The past never disappears, not in personal life nor in national and international affairs. All attempts to “move on” so to speak are always hampered by the baggage of the past that we are always forced to carry with us. Our generation of Jews is still haunted by the Holocaust.
The nations of Europe are still possessed of their ancient and almost inbred disdain and hatred of Jews and Judaism. They cannot expunge that demon from their very being. The Left is still haunted by the false vision and unattainable economic and social theories of nineteenth century Marxism with all of its malevolent byproducts. The past compresses upon our world and gives us little room for serenity and comfort. But there is a positive past that also exists in the Jewish world - the past of Sinai and Jerusalem, of Torah and chosiness, of thousands of years of traditional Jewish life and unwavering moral values.

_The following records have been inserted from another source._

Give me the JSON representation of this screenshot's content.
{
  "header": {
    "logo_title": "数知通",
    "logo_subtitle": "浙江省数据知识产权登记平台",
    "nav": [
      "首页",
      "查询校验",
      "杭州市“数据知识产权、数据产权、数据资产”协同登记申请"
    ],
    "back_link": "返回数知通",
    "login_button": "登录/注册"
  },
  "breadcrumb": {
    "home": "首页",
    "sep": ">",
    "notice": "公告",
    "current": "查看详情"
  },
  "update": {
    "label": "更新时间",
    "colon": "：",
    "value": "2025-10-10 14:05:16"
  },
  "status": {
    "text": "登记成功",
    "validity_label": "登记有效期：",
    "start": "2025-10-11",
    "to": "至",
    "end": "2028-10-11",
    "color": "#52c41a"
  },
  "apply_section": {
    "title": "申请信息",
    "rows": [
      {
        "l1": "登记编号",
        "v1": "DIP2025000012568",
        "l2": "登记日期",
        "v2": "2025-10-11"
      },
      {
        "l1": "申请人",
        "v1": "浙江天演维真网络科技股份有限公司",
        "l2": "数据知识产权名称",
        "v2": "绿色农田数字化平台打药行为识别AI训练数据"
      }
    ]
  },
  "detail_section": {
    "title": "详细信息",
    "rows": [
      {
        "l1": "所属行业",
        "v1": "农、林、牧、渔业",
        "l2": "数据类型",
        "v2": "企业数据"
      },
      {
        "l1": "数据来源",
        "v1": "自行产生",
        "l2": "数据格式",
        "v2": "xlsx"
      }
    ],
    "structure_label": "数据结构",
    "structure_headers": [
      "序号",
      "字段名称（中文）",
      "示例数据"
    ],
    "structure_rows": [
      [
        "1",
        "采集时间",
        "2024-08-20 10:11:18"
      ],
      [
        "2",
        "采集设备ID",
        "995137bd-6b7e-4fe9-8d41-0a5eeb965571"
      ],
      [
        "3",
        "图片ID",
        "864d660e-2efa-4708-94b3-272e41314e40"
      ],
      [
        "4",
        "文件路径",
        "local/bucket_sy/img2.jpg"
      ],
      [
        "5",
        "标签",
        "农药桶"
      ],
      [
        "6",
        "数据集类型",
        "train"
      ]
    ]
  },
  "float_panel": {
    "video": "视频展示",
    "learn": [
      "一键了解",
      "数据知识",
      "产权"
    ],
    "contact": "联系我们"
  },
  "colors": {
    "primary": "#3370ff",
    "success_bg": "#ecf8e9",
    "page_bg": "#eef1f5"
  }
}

That past is also slowly returning to many Jews who had forgotten about it or who never really knew much about it. The past is therefore a mighty weapon in shaping our present and certainly our future. It is the past that saves Yosef and his brothers and restores Yaakov to be the father of the nation of Israel. The past is not always pleasant to recall. But it is always necessary and instructive. As we dream on of a glorious future we must remember that our past always accompanies us on life’s journey.